Enjoy our annual Members Appreciation Party
Sunday, Sept. 22, 2019: The leaders of Trail Trekkers enjoy meeting everyone who comes on our hikes or attends other events. Still, we especially appreciate those who go the extra step of joining Trekkers by paying $20 annually or $1,000 for a life membership.
That’s why we throw an annual love-the-members party! Want to come but you’re not a member? Join at the door. We’ll provide plenty of food and lots to drink including beer, wine and variously flavored waters. Bring food to barbecue if desired. We supply the fire.
Trekkers members include some of the most interesting, welcoming and lively people you will ever meet.
4:30-7 p.m. Sunday, Sept. 22, in and around Arlington Park Clubhouse, 1120 Arlington Blvd. Rsvp please! email@example.com.
Good news: Work that benefits fire safety and preserves native habitat.
Crews made repairs to several of the fire roads in the Hillside Natural Area. Roads were temporarily blocked to hikers and bikers at different times during the work.
The work was partially funded through a Federal Emergency Management Agency grant, and repaired erosion and other damages in part caused by severe winter weather in 2017. Repairs will make it easier for firefighting equipment to serve the area.
City officials gave Trekkers a heads up, so we surveyed the area to make sure that work would not damage sensitive native habitat. It was great watching Susan Schwartz of Friends of Five Creeks, and Tom Gehling of Trekkers investigate the route and discuss the areas of intact native habitat along the roads.
Our vice president, Pam Austin, conveyed what we learned to city officials – who took this information and walked the route themselves. We appreciate the care officials took both to improve fire safety and use of these fire roads, while working to safeguard the Hillside’s natural treasures.

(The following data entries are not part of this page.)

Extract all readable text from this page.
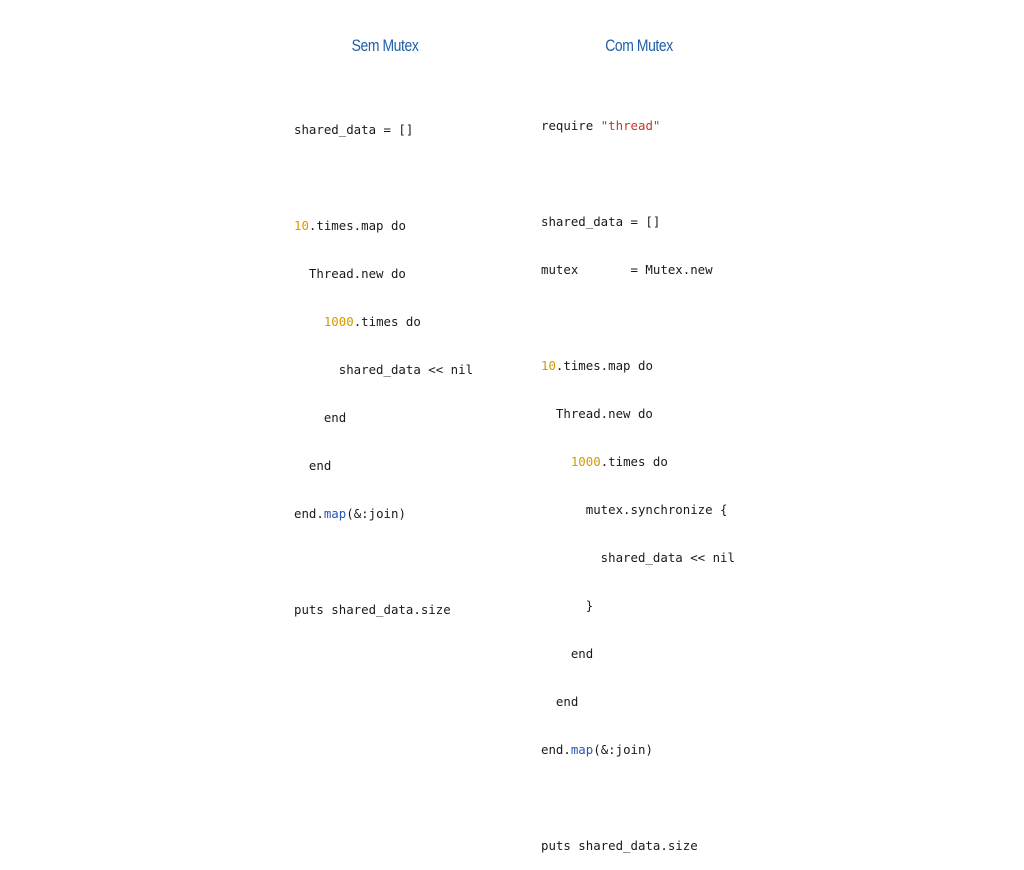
Sem Mutex	Com Mutex

shared_data = []

10.times.map do

Thread.new do

1000.times do

shared_data << nil

end

end

end.map(&:join)

puts shared_data.size

require "thread"

shared_data = []

mutex       = Mutex.new

10.times.map do

Thread.new do

1000.times do

mutex.synchronize {

shared_data << nil

}

end

end

end.map(&:join)

puts shared_data.size
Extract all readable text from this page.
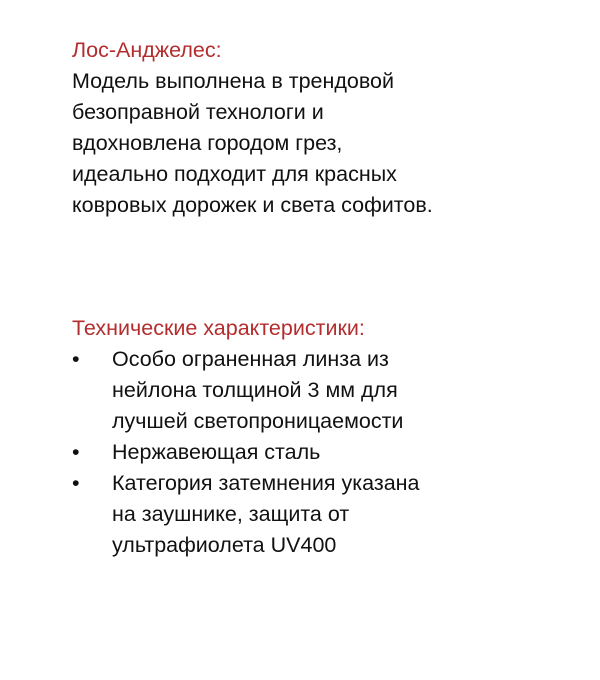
Лос-Анджелес:
Модель выполнена в трендовой
безоправной технологи и
вдохновлена городом грез,
идеально подходит для красных
ковровых дорожек и света софитов.
Технические характеристики:
•	Особо ограненная линза из
нейлона толщиной 3 мм для
лучшей светопроницаемости
•	Нержавеющая сталь
•	Категория затемнения указана
на заушнике, защита от
ультрафиолета UV400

Volunteers clear and level a Hillside trail
For years one of the most important trails in the Hillside Natural Area has been one of the hardest to negotiate. The Madera-to-Julian Trail (which, thankfully, will soon get a less cumbersome and more evocative name) was constructed by Trekkers five years ago – but never completed.
It’s still not completed, as a few treads are needed. But thanks to 10 hardy volunteers, this trail is now much easier to use. On August 24 we leveled out and widened portions of the trail, cleared debris and brush, and made parts that were overgrown clearly visible
We also removed a forest of small French broom plants that within a year would have been big French broom plants blocking the trail. We even tackled a couple of invasive pampas grass infestations.
We took care not to damage several areas of native habitat that are alongside the trail, with the aid of a knowledgeable naturalist who was part of our group.
This is a particularly important trail because it links the southern and northern sections of the Hillside Natural Area. It stretches from the lower meadow of the Madera Open Space to the Julian public stairs near Potrero Avenue.
Trekkers plans more such work parties in the future. Watch for announcements, and join us if you can.
Successful broom pulls cleans sections of the Hillside
July 21, 2019: For well over 20 years, Friends of Five Creeks has been cleansing the Hillside Natural Area of invasive French Broom, which squeezes out native plants that would otherwise provide habitat for tiny critters.
So it’s a privilege whenever Trail Trekkers can take part on one of their clean sweeps.
Today about a dozen people from both groups removed broom from the Regency and Ridge Trail areas, pulling up both tiny baby broom plants less than two inches high, and larger plants, some reaching to six feet.
We paid heed to those with seed, carefully bagging seed-bearing limbs to prevent new growth.
It’s reaching that time of year when the ground grows hard and broom becomes harder to pull. But it came out easily enough today, thanks to weed wrenches, some borrowed from the city of El Cerrito.
Both Five Creeks and Trekkers will continue our efforts to restore habitat in the Hillside. Please join us at the next opportunity.